Support for tl shift operator on tensor

[thumbe3]

Problem Statement: Stencil Sum Computation on GPU. i.e output at each index should be sum of values from input indices [index - RADIUS, index + RADIUS] where RADIUS is a constant known during compilation of kernel. Size of input is same as size of output. For border elements of output, input values can be considered zero for indices that are out of bounds for the range [cur_index - RADIUS, cur_index + RADIUS]

The solution shown below is to load BLOCK_SIZE elements 2 RADIUS + 1 times to load 2 RADIUS + 1 tensors, add all of the tensors, and then store it in output's global memory. However, this is expensive in terms of the load operations from global memory.

@triton.jit
def stencil_kernel(
    inputs: tl.tensor,
    outputs: tl.tensor,
    shape: tl.int32,
    BLOCK_SIZE: tl.constexpr,
    RADIUS: tl.constexpr):

    pid = tl.program_id(0)
    # Starting Offsets
    base_offs = pid * BLOCK_SIZE + tl.arange(0, BLOCK_SIZE)
    output_tensor = tl.zeros([BLOCK_SIZE], tl.float32)

    for offset in tl.static_range(-RADIUS, RADIUS + 1):
        offs = base_offs + offset
        input_ptrs = inputs + offs
        input_tensor = tl.load(input_ptrs,
            mask=offs < shape and offs >= 0,
            other=0.0)
        output_tensor += input_tensor

    tl.store(outputs + base_offs, output_tensor, mask=base_offs < shape)

I found that when increasing the RADIUS to larger values, we dont get as good performance as hand tuned cuda kernel similar to shown here https://github.com/olcf/cuda-training-series/blob/master/exercises/hw2/stencil_1d_solution.cu.

Is there a better way to do this in triton?

What might help is a support for shift operator in a tl.tensor and in that case, You can load the BLOCK_SIZE + 2 RADIUS elements in a tensor once and then do something like a tl.shift() on tensor to get 2 RADIUS other tensors and perform addition of all of these. Maybe it can be lowered similar to what CUDA does with shfl_down_sync?

[yunjiangster]

Maybe you can achieve something similar by loading a 2d tensor (via unsqueeze and broadcasting) with overlapping elements. Here is an example:

import triton
import triton.language as tl
import torch

@triton.jit
def test_stencil(x_ptr, o_ptr):
    pid = tl.program_id(axis=0)
    rng = tl.arange(0, 4)
    x = tl.load(x_ptr + rng[:, None] + rng[None, :])
    tl.store(o_ptr + rng, tl.sum(x, axis=1))

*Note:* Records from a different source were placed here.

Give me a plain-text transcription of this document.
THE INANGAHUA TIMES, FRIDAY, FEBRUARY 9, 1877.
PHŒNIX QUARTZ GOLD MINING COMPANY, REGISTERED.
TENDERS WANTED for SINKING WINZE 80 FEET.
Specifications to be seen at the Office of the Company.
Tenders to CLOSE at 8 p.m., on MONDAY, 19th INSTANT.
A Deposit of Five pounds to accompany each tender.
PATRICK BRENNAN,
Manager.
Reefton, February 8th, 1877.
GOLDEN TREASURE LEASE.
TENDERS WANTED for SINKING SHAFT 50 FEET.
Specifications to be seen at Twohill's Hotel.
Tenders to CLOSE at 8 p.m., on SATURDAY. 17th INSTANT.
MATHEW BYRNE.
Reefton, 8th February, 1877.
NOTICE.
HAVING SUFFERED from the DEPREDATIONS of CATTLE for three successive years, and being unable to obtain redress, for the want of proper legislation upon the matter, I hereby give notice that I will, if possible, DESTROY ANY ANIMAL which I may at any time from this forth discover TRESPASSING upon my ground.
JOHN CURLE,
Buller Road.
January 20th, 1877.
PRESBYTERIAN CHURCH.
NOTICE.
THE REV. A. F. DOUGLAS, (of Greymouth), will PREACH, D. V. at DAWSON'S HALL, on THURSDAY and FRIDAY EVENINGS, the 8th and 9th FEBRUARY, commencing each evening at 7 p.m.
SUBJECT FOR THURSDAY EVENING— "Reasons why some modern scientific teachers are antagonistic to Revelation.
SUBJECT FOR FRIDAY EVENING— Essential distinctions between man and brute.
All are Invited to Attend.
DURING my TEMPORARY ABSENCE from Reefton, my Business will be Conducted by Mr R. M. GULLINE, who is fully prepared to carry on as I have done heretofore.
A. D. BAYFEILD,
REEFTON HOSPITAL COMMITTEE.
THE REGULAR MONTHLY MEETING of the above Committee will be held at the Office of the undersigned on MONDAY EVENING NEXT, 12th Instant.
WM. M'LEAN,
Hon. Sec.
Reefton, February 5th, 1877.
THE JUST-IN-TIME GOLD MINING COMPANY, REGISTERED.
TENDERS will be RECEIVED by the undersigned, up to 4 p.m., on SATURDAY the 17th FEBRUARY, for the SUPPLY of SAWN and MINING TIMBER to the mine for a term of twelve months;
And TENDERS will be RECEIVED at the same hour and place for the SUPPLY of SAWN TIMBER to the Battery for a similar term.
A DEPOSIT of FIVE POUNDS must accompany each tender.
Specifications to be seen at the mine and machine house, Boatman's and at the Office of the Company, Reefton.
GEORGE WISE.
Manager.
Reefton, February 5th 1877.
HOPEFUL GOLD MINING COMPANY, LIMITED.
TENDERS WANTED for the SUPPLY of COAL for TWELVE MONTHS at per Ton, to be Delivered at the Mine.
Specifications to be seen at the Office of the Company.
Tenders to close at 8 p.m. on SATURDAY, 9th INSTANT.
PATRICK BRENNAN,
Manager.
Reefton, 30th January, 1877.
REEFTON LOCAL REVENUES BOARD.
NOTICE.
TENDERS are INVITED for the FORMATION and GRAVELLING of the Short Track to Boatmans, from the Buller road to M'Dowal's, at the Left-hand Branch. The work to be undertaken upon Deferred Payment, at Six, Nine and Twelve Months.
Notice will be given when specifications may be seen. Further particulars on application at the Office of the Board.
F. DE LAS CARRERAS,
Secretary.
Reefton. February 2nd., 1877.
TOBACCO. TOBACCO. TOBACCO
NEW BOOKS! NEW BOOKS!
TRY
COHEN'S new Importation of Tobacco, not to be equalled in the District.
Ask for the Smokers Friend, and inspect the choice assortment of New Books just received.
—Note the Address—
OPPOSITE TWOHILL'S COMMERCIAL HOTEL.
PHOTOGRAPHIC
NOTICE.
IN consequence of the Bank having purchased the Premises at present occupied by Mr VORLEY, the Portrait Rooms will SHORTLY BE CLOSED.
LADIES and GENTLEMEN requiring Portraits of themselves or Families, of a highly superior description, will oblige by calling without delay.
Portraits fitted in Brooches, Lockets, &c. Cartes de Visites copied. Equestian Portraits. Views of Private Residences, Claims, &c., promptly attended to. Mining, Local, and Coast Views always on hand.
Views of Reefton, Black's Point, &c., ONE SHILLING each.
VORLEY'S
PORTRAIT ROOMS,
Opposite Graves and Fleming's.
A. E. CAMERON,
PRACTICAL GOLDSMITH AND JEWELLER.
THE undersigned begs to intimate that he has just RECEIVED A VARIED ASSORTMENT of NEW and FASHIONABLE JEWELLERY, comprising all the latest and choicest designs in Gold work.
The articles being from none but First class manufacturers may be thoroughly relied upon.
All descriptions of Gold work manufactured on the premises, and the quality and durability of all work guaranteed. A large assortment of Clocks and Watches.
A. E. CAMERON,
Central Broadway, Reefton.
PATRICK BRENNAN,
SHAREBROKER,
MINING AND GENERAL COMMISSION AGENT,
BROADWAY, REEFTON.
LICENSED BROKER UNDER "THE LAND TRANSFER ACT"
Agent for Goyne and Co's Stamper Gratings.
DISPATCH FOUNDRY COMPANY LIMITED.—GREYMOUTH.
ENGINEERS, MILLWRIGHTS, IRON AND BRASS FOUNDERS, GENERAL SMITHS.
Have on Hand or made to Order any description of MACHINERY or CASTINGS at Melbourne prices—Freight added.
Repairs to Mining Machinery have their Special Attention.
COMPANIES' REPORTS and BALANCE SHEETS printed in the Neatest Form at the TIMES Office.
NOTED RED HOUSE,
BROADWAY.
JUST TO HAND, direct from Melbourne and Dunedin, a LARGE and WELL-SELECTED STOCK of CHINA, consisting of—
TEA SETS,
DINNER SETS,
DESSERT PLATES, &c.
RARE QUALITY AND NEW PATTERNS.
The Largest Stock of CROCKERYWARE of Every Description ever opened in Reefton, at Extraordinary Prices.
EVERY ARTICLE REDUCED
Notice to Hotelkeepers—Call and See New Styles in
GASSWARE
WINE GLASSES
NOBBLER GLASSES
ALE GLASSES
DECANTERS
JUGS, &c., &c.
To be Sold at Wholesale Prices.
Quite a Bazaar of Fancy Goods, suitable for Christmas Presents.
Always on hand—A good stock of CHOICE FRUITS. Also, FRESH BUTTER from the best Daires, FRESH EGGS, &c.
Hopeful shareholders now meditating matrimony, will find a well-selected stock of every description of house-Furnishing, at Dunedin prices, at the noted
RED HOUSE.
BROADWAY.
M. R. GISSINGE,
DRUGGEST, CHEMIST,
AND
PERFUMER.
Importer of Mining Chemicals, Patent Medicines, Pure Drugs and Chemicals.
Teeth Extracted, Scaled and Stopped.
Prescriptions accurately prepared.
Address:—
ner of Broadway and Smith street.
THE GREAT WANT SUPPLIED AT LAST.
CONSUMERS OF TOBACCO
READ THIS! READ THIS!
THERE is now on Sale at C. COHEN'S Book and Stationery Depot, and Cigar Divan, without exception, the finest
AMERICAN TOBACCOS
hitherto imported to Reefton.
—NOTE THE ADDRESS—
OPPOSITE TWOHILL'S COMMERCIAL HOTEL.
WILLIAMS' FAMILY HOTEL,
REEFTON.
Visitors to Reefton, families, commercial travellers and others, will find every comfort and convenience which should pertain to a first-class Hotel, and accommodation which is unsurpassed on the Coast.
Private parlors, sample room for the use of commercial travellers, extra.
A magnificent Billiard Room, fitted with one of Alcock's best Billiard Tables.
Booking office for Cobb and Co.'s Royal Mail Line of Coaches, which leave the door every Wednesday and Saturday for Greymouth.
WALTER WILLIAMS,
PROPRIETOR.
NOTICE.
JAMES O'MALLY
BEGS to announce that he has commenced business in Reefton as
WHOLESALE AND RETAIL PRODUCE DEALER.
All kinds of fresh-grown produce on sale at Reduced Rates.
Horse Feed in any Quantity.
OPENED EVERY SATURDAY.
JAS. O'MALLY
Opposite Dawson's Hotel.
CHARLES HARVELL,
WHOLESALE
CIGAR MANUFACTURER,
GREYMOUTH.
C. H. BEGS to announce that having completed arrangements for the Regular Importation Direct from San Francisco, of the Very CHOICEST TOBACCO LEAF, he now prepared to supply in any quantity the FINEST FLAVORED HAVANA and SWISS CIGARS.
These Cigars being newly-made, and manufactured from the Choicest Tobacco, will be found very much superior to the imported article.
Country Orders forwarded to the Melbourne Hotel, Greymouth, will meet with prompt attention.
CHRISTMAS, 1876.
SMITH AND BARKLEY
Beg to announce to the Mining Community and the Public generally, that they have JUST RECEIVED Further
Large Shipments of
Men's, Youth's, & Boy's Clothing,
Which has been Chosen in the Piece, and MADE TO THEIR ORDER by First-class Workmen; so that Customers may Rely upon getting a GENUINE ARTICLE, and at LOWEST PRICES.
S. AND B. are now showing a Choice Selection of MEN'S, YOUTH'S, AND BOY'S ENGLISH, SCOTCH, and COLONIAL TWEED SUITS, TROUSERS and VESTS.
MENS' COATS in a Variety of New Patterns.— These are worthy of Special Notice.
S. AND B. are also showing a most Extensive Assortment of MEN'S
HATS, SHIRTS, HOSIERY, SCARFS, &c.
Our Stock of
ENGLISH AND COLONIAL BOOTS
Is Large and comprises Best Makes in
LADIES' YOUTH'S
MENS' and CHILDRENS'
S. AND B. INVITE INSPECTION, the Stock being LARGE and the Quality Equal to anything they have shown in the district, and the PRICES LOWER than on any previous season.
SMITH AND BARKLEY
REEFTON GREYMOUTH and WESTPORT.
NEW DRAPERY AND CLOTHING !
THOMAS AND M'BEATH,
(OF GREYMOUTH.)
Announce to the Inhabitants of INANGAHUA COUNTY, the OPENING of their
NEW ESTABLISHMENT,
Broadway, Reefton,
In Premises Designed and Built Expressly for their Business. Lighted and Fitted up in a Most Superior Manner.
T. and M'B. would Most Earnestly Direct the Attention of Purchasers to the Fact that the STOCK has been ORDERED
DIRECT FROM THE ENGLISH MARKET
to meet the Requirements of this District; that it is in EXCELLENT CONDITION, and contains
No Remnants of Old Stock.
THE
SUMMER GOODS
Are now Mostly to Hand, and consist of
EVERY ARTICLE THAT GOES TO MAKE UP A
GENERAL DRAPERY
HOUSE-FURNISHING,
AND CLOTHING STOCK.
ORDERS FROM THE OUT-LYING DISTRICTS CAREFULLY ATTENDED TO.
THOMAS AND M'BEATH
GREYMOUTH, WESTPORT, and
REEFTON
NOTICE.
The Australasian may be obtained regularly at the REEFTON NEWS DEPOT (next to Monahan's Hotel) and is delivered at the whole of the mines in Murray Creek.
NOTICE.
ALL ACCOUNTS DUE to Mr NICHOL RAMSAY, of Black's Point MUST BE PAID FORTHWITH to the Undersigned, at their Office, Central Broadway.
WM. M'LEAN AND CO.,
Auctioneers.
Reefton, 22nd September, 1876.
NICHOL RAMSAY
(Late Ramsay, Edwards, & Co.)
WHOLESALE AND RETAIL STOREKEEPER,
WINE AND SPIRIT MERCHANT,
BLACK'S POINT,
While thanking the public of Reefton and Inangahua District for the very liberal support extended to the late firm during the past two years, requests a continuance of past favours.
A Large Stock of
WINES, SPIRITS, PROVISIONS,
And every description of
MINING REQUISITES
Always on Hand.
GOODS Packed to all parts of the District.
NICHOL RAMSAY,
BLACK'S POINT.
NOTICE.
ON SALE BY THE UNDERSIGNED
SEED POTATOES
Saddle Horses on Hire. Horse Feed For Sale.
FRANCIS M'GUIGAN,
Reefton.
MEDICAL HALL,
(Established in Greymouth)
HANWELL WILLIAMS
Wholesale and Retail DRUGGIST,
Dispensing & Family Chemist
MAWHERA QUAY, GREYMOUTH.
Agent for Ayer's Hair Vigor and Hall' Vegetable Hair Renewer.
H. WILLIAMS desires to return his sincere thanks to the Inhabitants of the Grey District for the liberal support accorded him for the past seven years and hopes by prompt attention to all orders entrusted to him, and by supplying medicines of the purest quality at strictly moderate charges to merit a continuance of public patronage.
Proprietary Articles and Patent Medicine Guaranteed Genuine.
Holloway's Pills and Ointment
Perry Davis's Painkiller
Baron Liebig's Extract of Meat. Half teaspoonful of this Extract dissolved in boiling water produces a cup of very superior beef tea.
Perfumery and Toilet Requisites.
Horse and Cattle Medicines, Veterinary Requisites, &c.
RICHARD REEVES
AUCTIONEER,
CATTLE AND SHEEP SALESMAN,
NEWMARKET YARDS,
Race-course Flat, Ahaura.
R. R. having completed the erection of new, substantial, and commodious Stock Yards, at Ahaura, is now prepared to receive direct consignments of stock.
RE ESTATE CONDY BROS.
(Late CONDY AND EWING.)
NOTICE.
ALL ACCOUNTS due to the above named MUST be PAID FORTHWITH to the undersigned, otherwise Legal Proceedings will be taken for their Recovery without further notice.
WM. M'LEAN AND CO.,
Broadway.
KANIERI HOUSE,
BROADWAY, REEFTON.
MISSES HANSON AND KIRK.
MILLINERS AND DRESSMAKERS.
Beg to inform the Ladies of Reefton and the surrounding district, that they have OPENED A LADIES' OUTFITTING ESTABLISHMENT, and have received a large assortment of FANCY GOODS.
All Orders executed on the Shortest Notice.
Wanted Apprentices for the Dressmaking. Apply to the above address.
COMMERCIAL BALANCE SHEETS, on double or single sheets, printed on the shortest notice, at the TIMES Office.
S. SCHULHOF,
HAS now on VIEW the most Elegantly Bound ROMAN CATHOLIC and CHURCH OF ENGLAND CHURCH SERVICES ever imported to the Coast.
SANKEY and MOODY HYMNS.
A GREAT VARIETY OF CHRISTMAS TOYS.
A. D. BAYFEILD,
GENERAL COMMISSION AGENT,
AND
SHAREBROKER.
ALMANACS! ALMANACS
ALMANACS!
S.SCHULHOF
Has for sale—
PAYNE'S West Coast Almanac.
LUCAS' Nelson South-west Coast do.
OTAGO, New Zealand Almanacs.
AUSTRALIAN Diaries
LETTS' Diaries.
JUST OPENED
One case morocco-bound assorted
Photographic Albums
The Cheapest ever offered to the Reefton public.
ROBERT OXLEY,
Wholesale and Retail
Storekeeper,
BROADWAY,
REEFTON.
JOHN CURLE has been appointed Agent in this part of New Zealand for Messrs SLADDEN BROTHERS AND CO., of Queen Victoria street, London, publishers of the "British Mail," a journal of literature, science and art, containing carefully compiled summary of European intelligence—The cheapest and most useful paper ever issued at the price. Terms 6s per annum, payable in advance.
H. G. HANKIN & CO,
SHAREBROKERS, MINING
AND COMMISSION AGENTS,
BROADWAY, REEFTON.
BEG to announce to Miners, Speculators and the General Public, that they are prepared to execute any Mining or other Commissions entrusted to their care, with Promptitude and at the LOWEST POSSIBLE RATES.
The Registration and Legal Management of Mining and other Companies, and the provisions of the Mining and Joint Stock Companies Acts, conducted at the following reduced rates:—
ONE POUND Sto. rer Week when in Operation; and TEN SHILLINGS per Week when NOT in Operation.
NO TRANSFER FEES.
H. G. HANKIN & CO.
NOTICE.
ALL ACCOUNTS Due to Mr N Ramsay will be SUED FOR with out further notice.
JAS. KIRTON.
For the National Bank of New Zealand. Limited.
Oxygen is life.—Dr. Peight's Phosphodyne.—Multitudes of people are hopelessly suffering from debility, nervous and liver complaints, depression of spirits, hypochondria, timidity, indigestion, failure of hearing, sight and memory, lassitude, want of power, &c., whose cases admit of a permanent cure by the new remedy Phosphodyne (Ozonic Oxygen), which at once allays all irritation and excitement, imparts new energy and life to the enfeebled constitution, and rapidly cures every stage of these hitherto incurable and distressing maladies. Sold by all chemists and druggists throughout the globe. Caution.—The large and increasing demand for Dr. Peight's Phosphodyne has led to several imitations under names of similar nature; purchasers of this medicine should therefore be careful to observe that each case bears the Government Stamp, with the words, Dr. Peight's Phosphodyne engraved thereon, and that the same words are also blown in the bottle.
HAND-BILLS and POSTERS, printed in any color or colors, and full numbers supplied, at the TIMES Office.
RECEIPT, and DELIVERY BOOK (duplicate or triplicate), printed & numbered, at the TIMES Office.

x = torch.arange(8).cuda()
y = torch.zeros_like(x)
test_stencil[(1,)](x, y)
x, y

output looks like this

(tensor([0, 1, 2, 3, 4, 5, 6, 7], device='cuda:0'),
 tensor([ 6, 10, 14, 18,  0,  0,  0,  0], device='cuda:0'))

[thumbe3]

Hi @yunjiangster, this is definitely a good idea to make code concise. However, it has the same problem of multiple loads. Here is the implementation I did by borrowing your idea. NUM_OFFSETS below is the next power of 2 for (2 * RADIUS + 1)

@triton.jit
def stencil_kernel_v2(
    inputs: tl.tensor,
    outputs: tl.tensor,
    shape: tl.int32,
    BLOCK_SIZE: tl.constexpr,
    NUM_OFFSETS: tl.constexpr,
    RADIUS: tl.constexpr):

    pid = tl.program_id(0)
    # Starting Offsets
    base_offs = tl.arange(0, BLOCK_SIZE) 
    inc_offs = tl.arange(0, NUM_OFFSETS) - RADIUS
    output_offsets = pid * BLOCK_SIZE + base_offs
    input_offsets = pid * BLOCK_SIZE + inc_offs[None, :] + base_offs[:, None]

    input_tensor = tl.load(inputs + input_offsets,
        mask=(input_offsets < shape and input_offsets >=0)
            and inc_offs[None, :] <= RADIUS,
        other=0.0)

    tl.store(outputs + output_offsets,
        tl.sum(input_tensor, axis=1),
        mask = output_offsets < shape)

Even this kernel has similar performance compared to the previous triton kernel and starts to lag behind the hand-tuned cuda implementation on high values of RADIUS

[yunjiangster]

@thumbe3 ah that makes sense. The load of the same repeated element will still require multiple loading work probably. I am curious how triton handles convolutional kernel then? It’s doing something similar.